= Far Darting Apollo – Nigel Morgan

Far Darting Apollo

Far Darting Apollo

I saw the sun step like a gentleman

dressed in black and proud as sin.

I saw the sun walk across London

like a young M.P. risen to the occasion.

His step was light, his tread was dancing,

his lips were smiling, his eyes glancing.

Over the Cenotaph in Whitehall

the sun took the wicket with my skull.

The sun plays tennis in the court of Geneva

with the guts of a Finn and the head of an Emperor,

the sun plays squash in a tomb of marble,

the horses of the Apocalypse are in his stable.

The sun plays a game of darts in Spain,

three by three in flight formation,

The invincible wheels of his yellow car

are the discs that kindle the Chinese war.

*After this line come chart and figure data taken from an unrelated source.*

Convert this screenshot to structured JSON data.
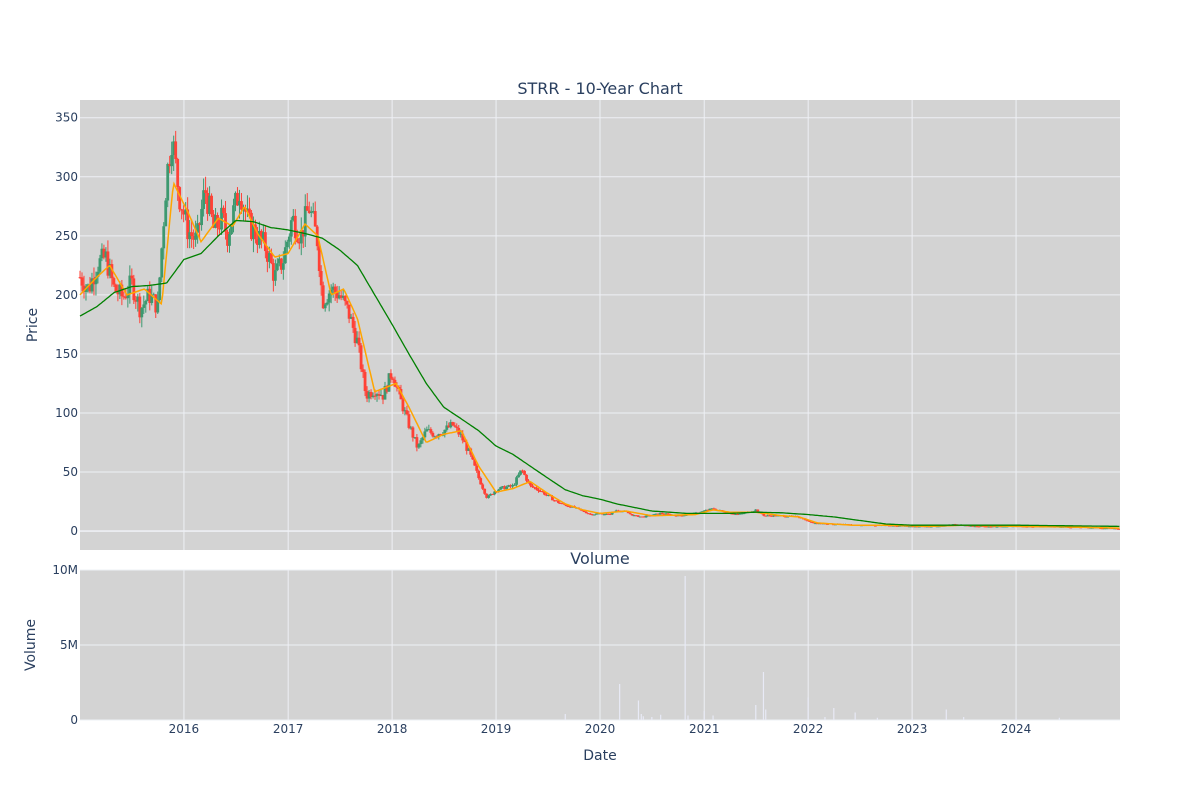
{
  "chart_data": [
    {
      "type": "candlestick",
      "title": "STRR - 10-Year Chart",
      "ylabel": "Price",
      "xlabel": "",
      "ylim": [
        -16,
        365
      ],
      "xlim": [
        "2015-01-01",
        "2024-12-31"
      ],
      "yticks": [
        0,
        50,
        100,
        150,
        200,
        250,
        300,
        350
      ],
      "xticks": [
        "2016",
        "2017",
        "2018",
        "2019",
        "2020",
        "2021",
        "2022",
        "2023",
        "2024"
      ],
      "grid": true,
      "legend": "none",
      "colors": {
        "increasing": "#3d9970",
        "decreasing": "#ff4136",
        "ma_short": "#ffa500",
        "ma_long": "#008000",
        "plot_bg": "#d3d3d3",
        "grid": "#eef0f5",
        "text": "#2a3f5f"
      },
      "price_path": [
        [
          "2015-01-01",
          215
        ],
        [
          "2015-02-01",
          205
        ],
        [
          "2015-03-01",
          225
        ],
        [
          "2015-04-01",
          232
        ],
        [
          "2015-05-01",
          205
        ],
        [
          "2015-06-01",
          198
        ],
        [
          "2015-07-01",
          210
        ],
        [
          "2015-08-01",
          188
        ],
        [
          "2015-09-01",
          200
        ],
        [
          "2015-10-01",
          190
        ],
        [
          "2015-11-01",
          300
        ],
        [
          "2015-11-20",
          335
        ],
        [
          "2015-12-15",
          285
        ],
        [
          "2016-01-15",
          255
        ],
        [
          "2016-02-15",
          245
        ],
        [
          "2016-03-15",
          290
        ],
        [
          "2016-04-15",
          255
        ],
        [
          "2016-05-15",
          265
        ],
        [
          "2016-06-01",
          250
        ],
        [
          "2016-07-15",
          290
        ],
        [
          "2016-08-15",
          260
        ],
        [
          "2016-09-15",
          250
        ],
        [
          "2016-10-15",
          240
        ],
        [
          "2016-11-15",
          215
        ],
        [
          "2016-12-15",
          230
        ],
        [
          "2017-01-15",
          265
        ],
        [
          "2017-02-15",
          250
        ],
        [
          "2017-03-15",
          275
        ],
        [
          "2017-04-15",
          245
        ],
        [
          "2017-05-01",
          195
        ],
        [
          "2017-06-01",
          205
        ],
        [
          "2017-07-01",
          200
        ],
        [
          "2017-08-01",
          185
        ],
        [
          "2017-09-01",
          160
        ],
        [
          "2017-10-01",
          115
        ],
        [
          "2017-11-01",
          120
        ],
        [
          "2017-12-01",
          115
        ],
        [
          "2018-01-01",
          135
        ],
        [
          "2018-02-01",
          110
        ],
        [
          "2018-03-01",
          90
        ],
        [
          "2018-04-01",
          70
        ],
        [
          "2018-05-01",
          85
        ],
        [
          "2018-06-01",
          82
        ],
        [
          "2018-07-01",
          85
        ],
        [
          "2018-08-01",
          90
        ],
        [
          "2018-09-01",
          80
        ],
        [
          "2018-10-01",
          65
        ],
        [
          "2018-11-01",
          45
        ],
        [
          "2018-12-01",
          28
        ],
        [
          "2019-01-01",
          35
        ],
        [
          "2019-02-01",
          37
        ],
        [
          "2019-03-01",
          38
        ],
        [
          "2019-04-01",
          52
        ],
        [
          "2019-05-01",
          38
        ],
        [
          "2019-06-01",
          35
        ],
        [
          "2019-07-01",
          30
        ],
        [
          "2019-08-01",
          25
        ],
        [
          "2019-09-01",
          22
        ],
        [
          "2019-10-01",
          20
        ],
        [
          "2019-11-01",
          17
        ],
        [
          "2019-12-01",
          14
        ],
        [
          "2020-01-01",
          15
        ],
        [
          "2020-02-01",
          14
        ],
        [
          "2020-03-01",
          18
        ],
        [
          "2020-04-01",
          16
        ],
        [
          "2020-05-01",
          13
        ],
        [
          "2020-06-01",
          12
        ],
        [
          "2020-08-01",
          15
        ],
        [
          "2020-10-01",
          13
        ],
        [
          "2020-12-01",
          15
        ],
        [
          "2021-01-01",
          17
        ],
        [
          "2021-02-01",
          19
        ],
        [
          "2021-03-01",
          17
        ],
        [
          "2021-05-01",
          14
        ],
        [
          "2021-07-01",
          18
        ],
        [
          "2021-08-01",
          13
        ],
        [
          "2021-10-01",
          13
        ],
        [
          "2021-12-01",
          12
        ],
        [
          "2022-01-15",
          7
        ],
        [
          "2022-04-01",
          6
        ],
        [
          "2022-07-01",
          5
        ],
        [
          "2022-10-01",
          5
        ],
        [
          "2023-01-01",
          4
        ],
        [
          "2023-04-01",
          4
        ],
        [
          "2023-06-01",
          6
        ],
        [
          "2023-08-01",
          4
        ],
        [
          "2023-10-01",
          4
        ],
        [
          "2024-01-01",
          4
        ],
        [
          "2024-04-01",
          4
        ],
        [
          "2024-07-01",
          3.5
        ],
        [
          "2024-10-01",
          3
        ],
        [
          "2024-12-31",
          2
        ]
      ],
      "ma_short": [
        [
          "2015-01-01",
          200
        ],
        [
          "2015-03-01",
          215
        ],
        [
          "2015-04-15",
          225
        ],
        [
          "2015-06-15",
          200
        ],
        [
          "2015-08-15",
          205
        ],
        [
          "2015-10-15",
          192
        ],
        [
          "2015-11-25",
          295
        ],
        [
          "2016-01-15",
          270
        ],
        [
          "2016-03-01",
          245
        ],
        [
          "2016-05-01",
          265
        ],
        [
          "2016-06-20",
          258
        ],
        [
          "2016-08-01",
          275
        ],
        [
          "2016-09-15",
          252
        ],
        [
          "2016-11-15",
          232
        ],
        [
          "2017-01-01",
          235
        ],
        [
          "2017-03-01",
          260
        ],
        [
          "2017-04-15",
          250
        ],
        [
          "2017-06-01",
          200
        ],
        [
          "2017-07-15",
          205
        ],
        [
          "2017-09-01",
          180
        ],
        [
          "2017-11-01",
          118
        ],
        [
          "2018-01-15",
          125
        ],
        [
          "2018-03-01",
          105
        ],
        [
          "2018-05-01",
          75
        ],
        [
          "2018-07-01",
          82
        ],
        [
          "2018-09-01",
          85
        ],
        [
          "2018-11-01",
          55
        ],
        [
          "2019-01-01",
          33
        ],
        [
          "2019-03-01",
          36
        ],
        [
          "2019-05-01",
          42
        ],
        [
          "2019-07-01",
          32
        ],
        [
          "2019-09-01",
          23
        ],
        [
          "2019-11-01",
          18
        ],
        [
          "2020-01-01",
          15
        ],
        [
          "2020-04-01",
          17
        ],
        [
          "2020-07-01",
          13
        ],
        [
          "2020-12-01",
          14
        ],
        [
          "2021-02-01",
          18
        ],
        [
          "2021-04-01",
          16
        ],
        [
          "2021-07-01",
          16
        ],
        [
          "2021-10-01",
          13
        ],
        [
          "2021-12-01",
          12
        ],
        [
          "2022-02-01",
          7
        ],
        [
          "2022-06-01",
          5
        ],
        [
          "2022-10-01",
          5
        ],
        [
          "2023-03-01",
          4
        ],
        [
          "2023-07-01",
          5
        ],
        [
          "2024-01-01",
          4
        ],
        [
          "2024-07-01",
          3.5
        ],
        [
          "2024-12-31",
          2.5
        ]
      ],
      "ma_long": [
        [
          "2015-01-01",
          182
        ],
        [
          "2015-03-01",
          190
        ],
        [
          "2015-05-01",
          202
        ],
        [
          "2015-07-01",
          207
        ],
        [
          "2015-09-01",
          208
        ],
        [
          "2015-11-01",
          210
        ],
        [
          "2016-01-01",
          230
        ],
        [
          "2016-03-01",
          235
        ],
        [
          "2016-05-01",
          250
        ],
        [
          "2016-07-01",
          263
        ],
        [
          "2016-09-01",
          262
        ],
        [
          "2016-11-01",
          257
        ],
        [
          "2017-01-01",
          255
        ],
        [
          "2017-03-01",
          252
        ],
        [
          "2017-05-01",
          248
        ],
        [
          "2017-07-01",
          238
        ],
        [
          "2017-09-01",
          225
        ],
        [
          "2017-11-01",
          200
        ],
        [
          "2018-01-01",
          175
        ],
        [
          "2018-03-01",
          150
        ],
        [
          "2018-05-01",
          125
        ],
        [
          "2018-07-01",
          105
        ],
        [
          "2018-09-01",
          95
        ],
        [
          "2018-11-01",
          85
        ],
        [
          "2019-01-01",
          72
        ],
        [
          "2019-03-01",
          65
        ],
        [
          "2019-05-01",
          55
        ],
        [
          "2019-07-01",
          45
        ],
        [
          "2019-09-01",
          35
        ],
        [
          "2019-11-01",
          30
        ],
        [
          "2020-01-01",
          27
        ],
        [
          "2020-03-01",
          23
        ],
        [
          "2020-05-01",
          20
        ],
        [
          "2020-07-01",
          17
        ],
        [
          "2020-09-01",
          16
        ],
        [
          "2020-11-01",
          15
        ],
        [
          "2021-01-01",
          15
        ],
        [
          "2021-04-01",
          15
        ],
        [
          "2021-07-01",
          16
        ],
        [
          "2021-10-01",
          15.5
        ],
        [
          "2022-01-01",
          14
        ],
        [
          "2022-04-01",
          12
        ],
        [
          "2022-07-01",
          9
        ],
        [
          "2022-10-01",
          6
        ],
        [
          "2023-01-01",
          5
        ],
        [
          "2023-07-01",
          5
        ],
        [
          "2024-01-01",
          5
        ],
        [
          "2024-07-01",
          4.5
        ],
        [
          "2024-12-31",
          4
        ]
      ]
    },
    {
      "type": "bar",
      "title": "Volume",
      "ylabel": "Volume",
      "xlabel": "Date",
      "ylim": [
        0,
        10000000
      ],
      "yticks": [
        0,
        5000000,
        10000000
      ],
      "ytick_labels": [
        "0",
        "5M",
        "10M"
      ],
      "xticks": [
        "2016",
        "2017",
        "2018",
        "2019",
        "2020",
        "2021",
        "2022",
        "2023",
        "2024"
      ],
      "bar_color": "#e8eaf6",
      "spikes": [
        [
          "2019-09-01",
          400000
        ],
        [
          "2020-03-10",
          2400000
        ],
        [
          "2020-05-15",
          1300000
        ],
        [
          "2020-05-25",
          400000
        ],
        [
          "2020-06-01",
          250000
        ],
        [
          "2020-07-01",
          200000
        ],
        [
          "2020-08-01",
          350000
        ],
        [
          "2020-10-26",
          9600000
        ],
        [
          "2020-11-05",
          300000
        ],
        [
          "2021-01-01",
          600000
        ],
        [
          "2021-02-01",
          300000
        ],
        [
          "2021-07-01",
          1000000
        ],
        [
          "2021-07-28",
          3200000
        ],
        [
          "2021-08-05",
          700000
        ],
        [
          "2022-01-01",
          1500000
        ],
        [
          "2022-03-01",
          200000
        ],
        [
          "2022-04-01",
          800000
        ],
        [
          "2022-06-15",
          500000
        ],
        [
          "2022-09-01",
          150000
        ],
        [
          "2023-01-01",
          150000
        ],
        [
          "2023-05-01",
          700000
        ],
        [
          "2023-07-01",
          200000
        ],
        [
          "2024-01-01",
          150000
        ],
        [
          "2024-06-01",
          150000
        ]
      ]
    }
  ]
}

The sun shows the world to the world,

Turns its own ghost on the terrified crowd,

then plunges all images into the ocean

of the nightly mass emotion.

Games of chance, and games of skill,

all his sports are games to kill.

I saw the murderer at evening lie

bleeding on the deathbed sky.

His hyacinth breath, his laurel hair,

his blinding sight, his moving air,

my love, my grief, my weariness, my fears

hid from me in a night of tears.

After an improvisatory introduction for solo keyboard the opening of Far Darting Apollo demonstrates how contrasting intervals of the major third and diminished fourth (acoustically the same on the keyboard) provide a playful ambiguity that is developed throughout the song. References to Walton’s Façade, flamenco and a passage marked risonare orientale abound, the song ending with lines my love, my grief, my weariness, my fears’ accompanied with relentlessly falling passages of sixths.